City of Lights Gets Curfew as France Implements Regulations

As one of the world’s most comprehensive lighting ordinances went into effect last month, France — including the City of Light — grew darker late at night. Between the hours of 1am and 7am, shop lights are turned off, lights inside office buildings must be extinguished within an hour of workers leaving the premises and the lighting on France’s building facades cannot be turned on before sunset. Within the next two years, there will also be regulations restricting lighting on billboards – but why? Excessive use of light makes a deep impact on environmental wellness, not only harming the wellbeing of animals but also adversely affecting our health and wellness.


France’s enlightened approach should eventually cut the country’s carbon dioxide emissions by 250,000 tons per year, save the annual energy consumption of about 750,000 households, and slash France’s overall energy bill by 200 million Euros, or 167.8 million pounds. According to France’s Environment Ministry, their goal is to ‘reduce the print of artificial lighting on the nocturnal environment,’ which is a powerful acknowledgement that excessive use of lighting is negatively impacting health and our ecosystems, as well as proving that light pollution is readily within our grasp to control.


Paul Bogard, author of The End of Night: Searching for Natural Darkness in an Age of Artificial Light and editor of Let There Be Night: Testimony on Behalf of the Dark, explains, ‘Researchers are increasingly focusing on the impacts of so-called ecological light pollution, warning that disrupting these natural patterns of light and dark, and thus the structures and functions of ecosystems, is having profound impacts. The problem is worsening as China, India, Brazil, and numerous other countries are becoming increasingly affluent and urbanised. Satellite views of Earth at night show vast areas of North America, Europe, the Middle East, and Asia glowing white, with only the world’s remotest regions — Siberia, the Tibetan plateau, the Sahara Desert, the Amazon, and the Australian outback — still cloaked in darkness.’


Italian astronomer Fabio Falchi, a creator of the World Atlas of the Artificial Night Sky Brightness, the computer-generated maps that dramatically depict the extent of light pollution across the globe, comments, ‘We have levels of light hundreds and thousands of time higher than the natural level during the night. What would happen if we modified the day and lowered the light a hundred or a thousand times?’ He concedes that this would be much worse, but his point is that ‘you cannot modify [light] half the time without consequences.’ Few countries and cities are doing anything to lessen their light pollution, but it doesn’t have to be this way.


However, the approach of using LEDs may be doing more harm than good to the planet. ‘Technological advances such as LEDs, or light-emitting diodes, can improve our ability to reduce and better regulate lighting,’ says Bogard. ‘But these same new lights may actually make things worse because they contain heavy doses of a “blue-rich” white light that is especially disruptive to circadian rhythms.’ This was the conclusion of Falchi and others in a recent article from the Journal of Environmental Management, which noted that LEDs could ‘exacerbate known and possible unknown effects of light pollution on human health (and the) environment’ by more than five times.

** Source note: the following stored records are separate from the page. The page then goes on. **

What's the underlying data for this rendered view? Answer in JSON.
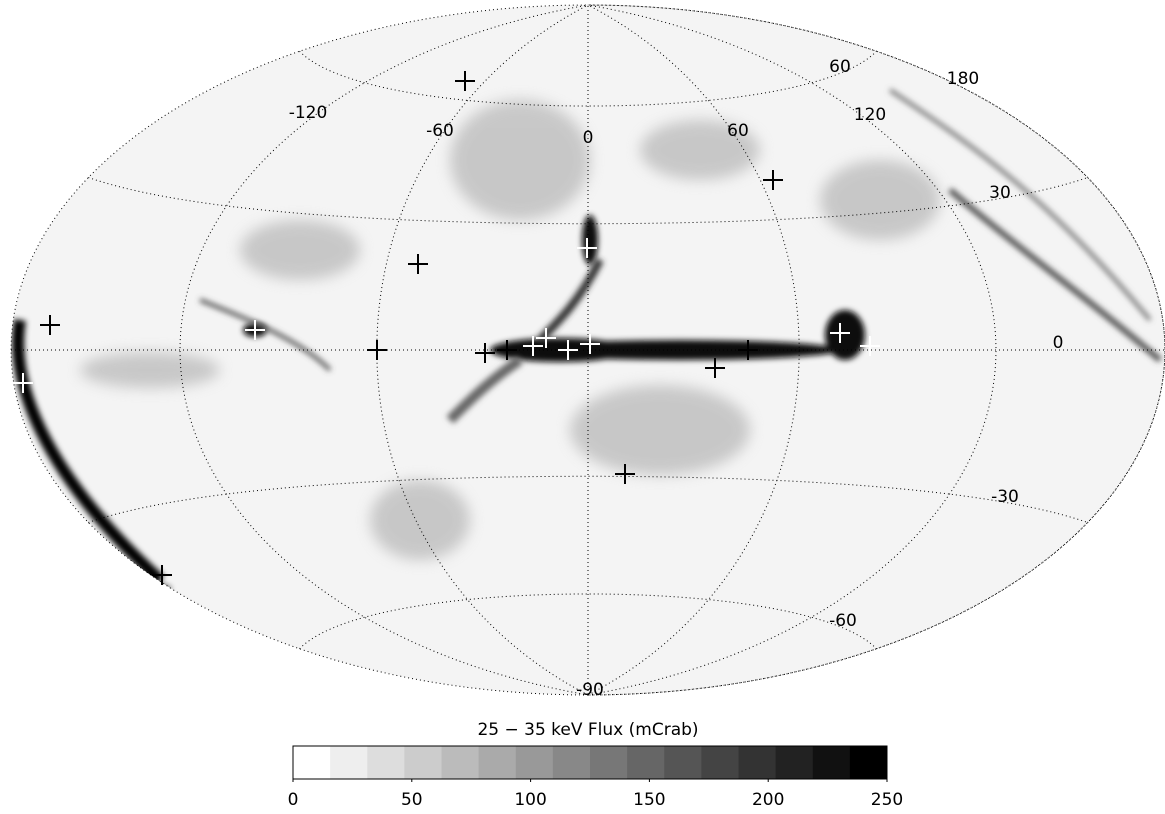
{
  "map": {
    "projection": "hammer-aitoff",
    "longitude_ticks": [
      -120,
      -60,
      0,
      60,
      120,
      180
    ],
    "latitude_ticks": [
      60,
      30,
      0,
      -30,
      -60,
      -90
    ]
  },
  "colorbar": {
    "title": "25 − 35 keV Flux (mCrab)",
    "range": [
      0,
      250
    ],
    "ticks": [
      0,
      50,
      100,
      150,
      200,
      250
    ],
    "steps": 16
  }
}
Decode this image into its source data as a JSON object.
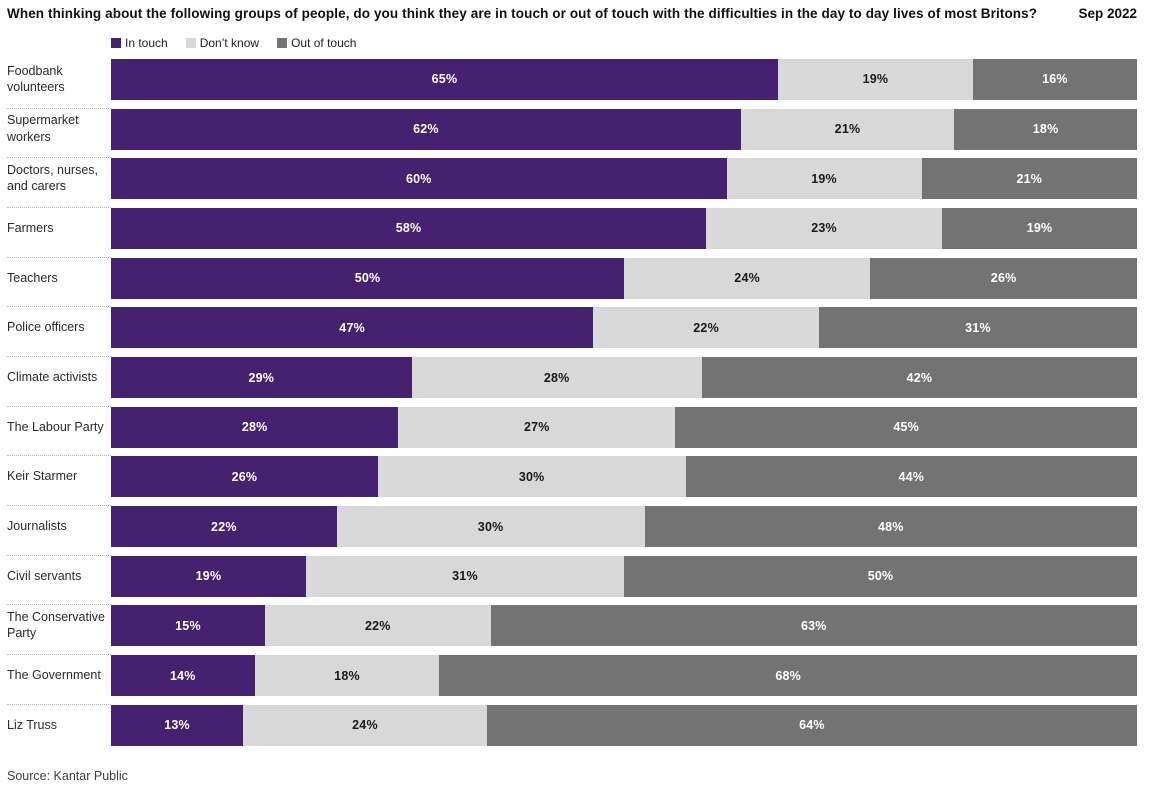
{
  "header": {
    "title": "When thinking about the following groups of people, do you think they are in touch or out of touch with the difficulties in the day to day lives of most Britons?",
    "date": "Sep 2022"
  },
  "source": "Source: Kantar Public",
  "colors": {
    "in_touch": "#452170",
    "dont_know": "#d8d8d8",
    "out_of_touch": "#737373",
    "separator": "#b9b9b9"
  },
  "chart_data": {
    "type": "bar",
    "variant": "horizontal-stacked",
    "stacked": true,
    "unit": "%",
    "legend_position": "top",
    "xlim": [
      0,
      100
    ],
    "categories": [
      "Foodbank volunteers",
      "Supermarket workers",
      "Doctors, nurses, and carers",
      "Farmers",
      "Teachers",
      "Police officers",
      "Climate activists",
      "The Labour Party",
      "Keir Starmer",
      "Journalists",
      "Civil servants",
      "The Conservative Party",
      "The Government",
      "Liz Truss"
    ],
    "series": [
      {
        "name": "In touch",
        "color": "#452170",
        "label_color": "#ffffff",
        "values": [
          65,
          62,
          60,
          58,
          50,
          47,
          29,
          28,
          26,
          22,
          19,
          15,
          14,
          13
        ]
      },
      {
        "name": "Don’t know",
        "color": "#d8d8d8",
        "label_color": "#1a1a1a",
        "values": [
          19,
          21,
          19,
          23,
          24,
          22,
          28,
          27,
          30,
          30,
          31,
          22,
          18,
          24
        ]
      },
      {
        "name": "Out of touch",
        "color": "#737373",
        "label_color": "#ffffff",
        "values": [
          16,
          18,
          21,
          19,
          26,
          31,
          42,
          45,
          44,
          48,
          50,
          63,
          68,
          64
        ]
      }
    ]
  }
}
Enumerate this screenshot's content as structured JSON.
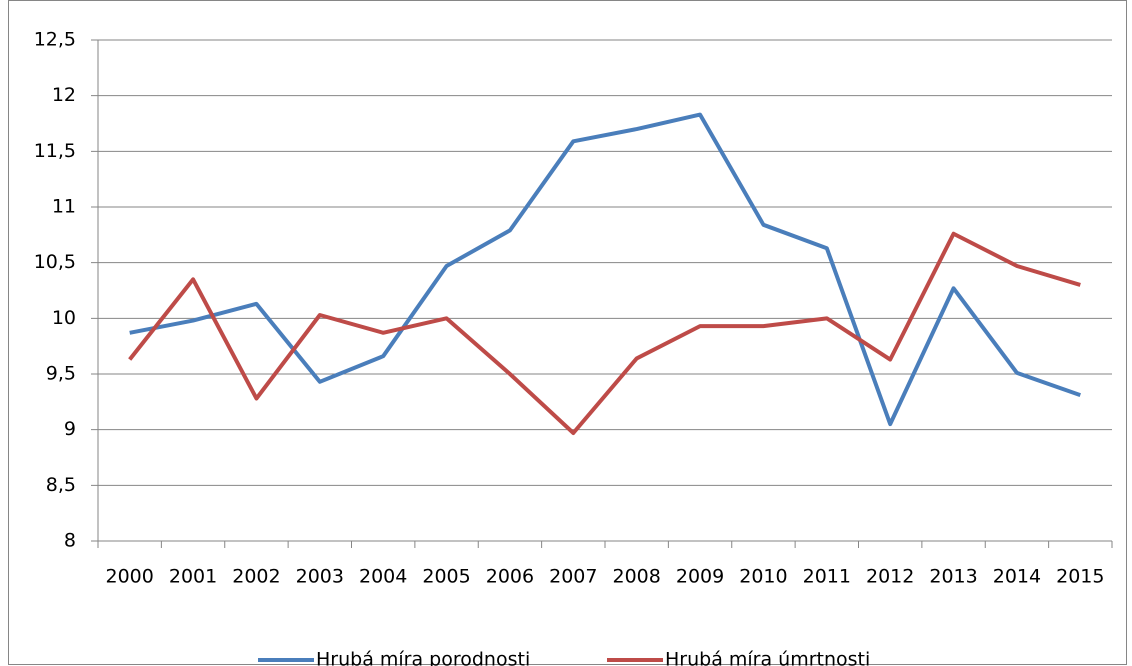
{
  "chart_data": {
    "type": "line",
    "categories": [
      "2000",
      "2001",
      "2002",
      "2003",
      "2004",
      "2005",
      "2006",
      "2007",
      "2008",
      "2009",
      "2010",
      "2011",
      "2012",
      "2013",
      "2014",
      "2015"
    ],
    "series": [
      {
        "name": "Hrubá míra porodnosti",
        "color": "#4a7ebb",
        "values": [
          9.87,
          9.98,
          10.13,
          9.43,
          9.66,
          10.47,
          10.79,
          11.59,
          11.7,
          11.83,
          10.84,
          10.63,
          9.05,
          10.27,
          9.51,
          9.31
        ]
      },
      {
        "name": "Hrubá míra úmrtnosti",
        "color": "#be4b48",
        "values": [
          9.63,
          10.35,
          9.28,
          10.03,
          9.87,
          10.0,
          9.5,
          8.97,
          9.64,
          9.93,
          9.93,
          10.0,
          9.63,
          10.76,
          10.47,
          10.3
        ]
      }
    ],
    "ylim": [
      8,
      12.5
    ],
    "yticks": [
      8,
      {
        "value": 8.5,
        "label": "8,5"
      },
      9,
      {
        "value": 9.5,
        "label": "9,5"
      },
      10,
      {
        "value": 10.5,
        "label": "10,5"
      },
      11,
      {
        "value": 11.5,
        "label": "11,5"
      },
      12,
      {
        "value": 12.5,
        "label": "12,5"
      }
    ],
    "grid": true,
    "legend": "bottom"
  }
}
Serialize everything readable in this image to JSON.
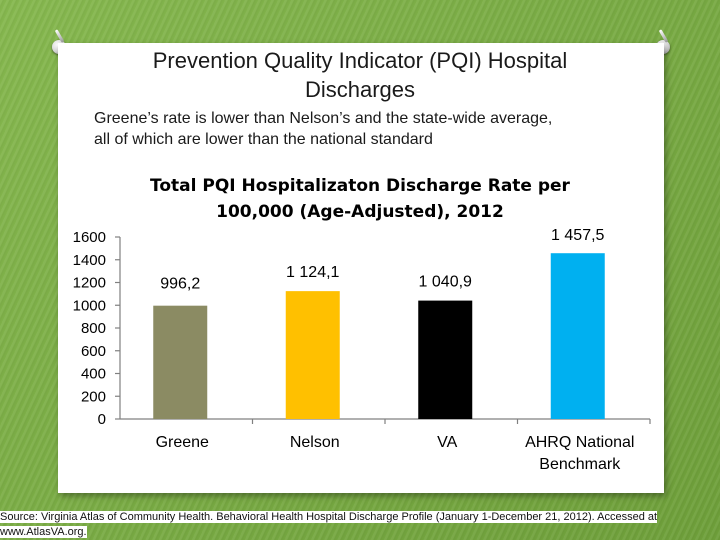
{
  "slide": {
    "title_lines": [
      "Prevention Quality Indicator (PQI) Hospital",
      "Discharges"
    ],
    "subtitle_lines": [
      "Greene’s rate is lower than Nelson’s and the state-wide average,",
      "all of which are lower than the national standard"
    ],
    "source": "Source: Virginia Atlas of Community Health. Behavioral Health Hospital Discharge Profile (January 1-December 21, 2012). Accessed at www.AtlasVA.org."
  },
  "chart_data": {
    "type": "bar",
    "title_lines": [
      "Total PQI Hospitalizaton Discharge Rate per",
      "100,000 (Age-Adjusted), 2012"
    ],
    "categories": [
      [
        "Greene"
      ],
      [
        "Nelson"
      ],
      [
        "VA"
      ],
      [
        "AHRQ National",
        "Benchmark"
      ]
    ],
    "values": [
      996.2,
      1124.1,
      1040.9,
      1457.5
    ],
    "value_labels": [
      "996,2",
      "1 124,1",
      "1 040,9",
      "1 457,5"
    ],
    "colors": [
      "#8b8b63",
      "#ffc000",
      "#000000",
      "#00b0f0"
    ],
    "ylim": [
      0,
      1600
    ],
    "yticks": [
      0,
      200,
      400,
      600,
      800,
      1000,
      1200,
      1400,
      1600
    ],
    "ytick_labels": [
      "0",
      "200",
      "400",
      "600",
      "800",
      "1000",
      "1200",
      "1400",
      "1600"
    ],
    "xlabel": "",
    "ylabel": "",
    "legend": "none",
    "grid": false
  }
}
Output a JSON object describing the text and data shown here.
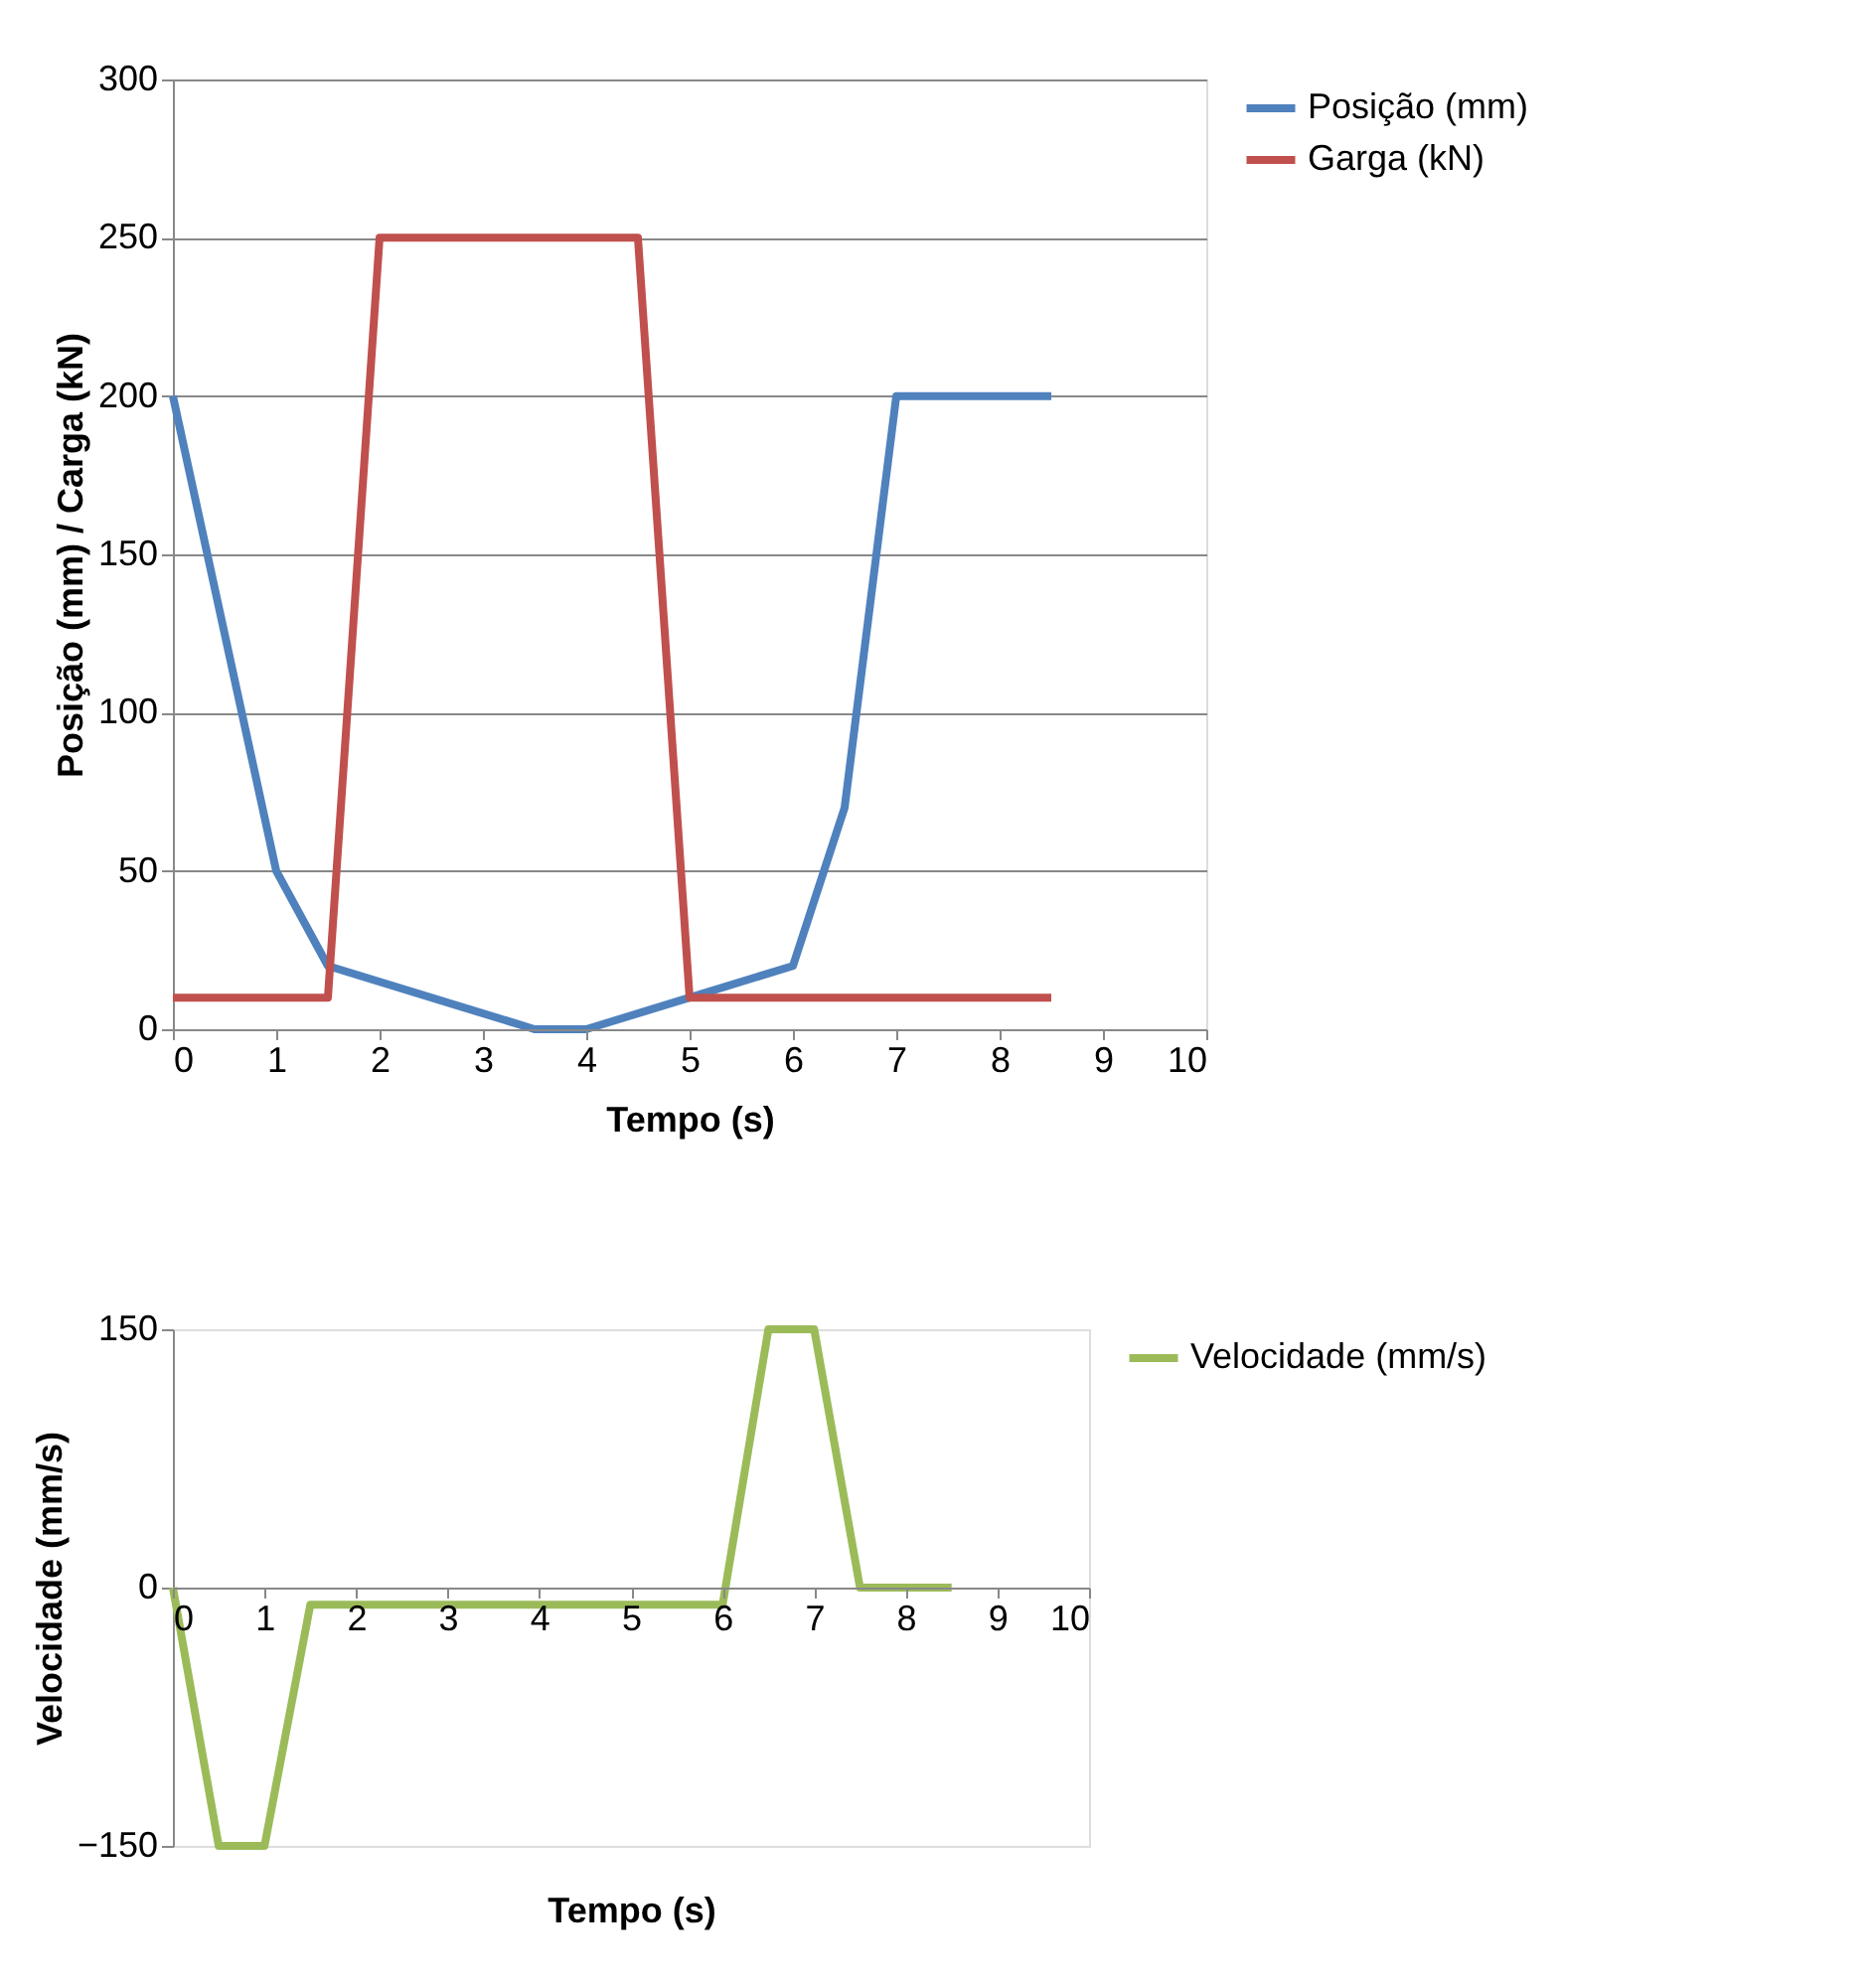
{
  "chart_data": [
    {
      "type": "line",
      "xlabel": "Tempo (s)",
      "ylabel": "Posição (mm) / Carga (kN)",
      "xlim": [
        0,
        10
      ],
      "xticks": [
        0,
        1,
        2,
        3,
        4,
        5,
        6,
        7,
        8,
        9,
        10
      ],
      "ylim": [
        0,
        300
      ],
      "yticks": [
        0,
        50,
        100,
        150,
        200,
        250,
        300
      ],
      "grid": "y",
      "legend": "right",
      "line_style": "solid",
      "series": [
        {
          "name": "Posição (mm)",
          "color": "#4f81bd",
          "x": [
            0,
            1,
            1.5,
            3.5,
            4,
            5,
            6,
            6.5,
            7,
            8.5
          ],
          "values": [
            200,
            50,
            20,
            0,
            0,
            10,
            20,
            70,
            200,
            200
          ]
        },
        {
          "name": "Garga (kN)",
          "color": "#c0504d",
          "x": [
            0,
            1.5,
            2,
            4.5,
            5,
            8.5
          ],
          "values": [
            10,
            10,
            250,
            250,
            10,
            10
          ]
        }
      ]
    },
    {
      "type": "line",
      "xlabel": "Tempo (s)",
      "ylabel": "Velocidade (mm/s)",
      "xlim": [
        0,
        10
      ],
      "xticks": [
        0,
        1,
        2,
        3,
        4,
        5,
        6,
        7,
        8,
        9,
        10
      ],
      "ylim": [
        -150,
        150
      ],
      "yticks": [
        -150,
        0,
        150
      ],
      "legend": "right",
      "line_style": "solid",
      "series": [
        {
          "name": "Velocidade (mm/s)",
          "color": "#9bbb59",
          "x": [
            0,
            0.5,
            1,
            1.5,
            6,
            6.5,
            7,
            7.5,
            8.5
          ],
          "values": [
            0,
            -150,
            -150,
            -10,
            -10,
            150,
            150,
            0,
            0
          ]
        }
      ]
    }
  ]
}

Bogard asserts, ‘Scientists are investigating new ways to provide society with the lighting it demands for security, commerce, and aesthetics, while greatly reducing the flood of light that is increasingly interfering with human health and the ability of many creatures to function.’ Explaining France’s new lighting rules, Delphine Batho, who was, until recently, France’s environment minister, described the government’s desire to ‘change the culture’ to include responsible use of light. Bogard comments, ‘This change is to be applauded, for what increasing numbers of studies — as well as our own eyes — tell us is that we are using far more light than we need, and at tremendous cost.’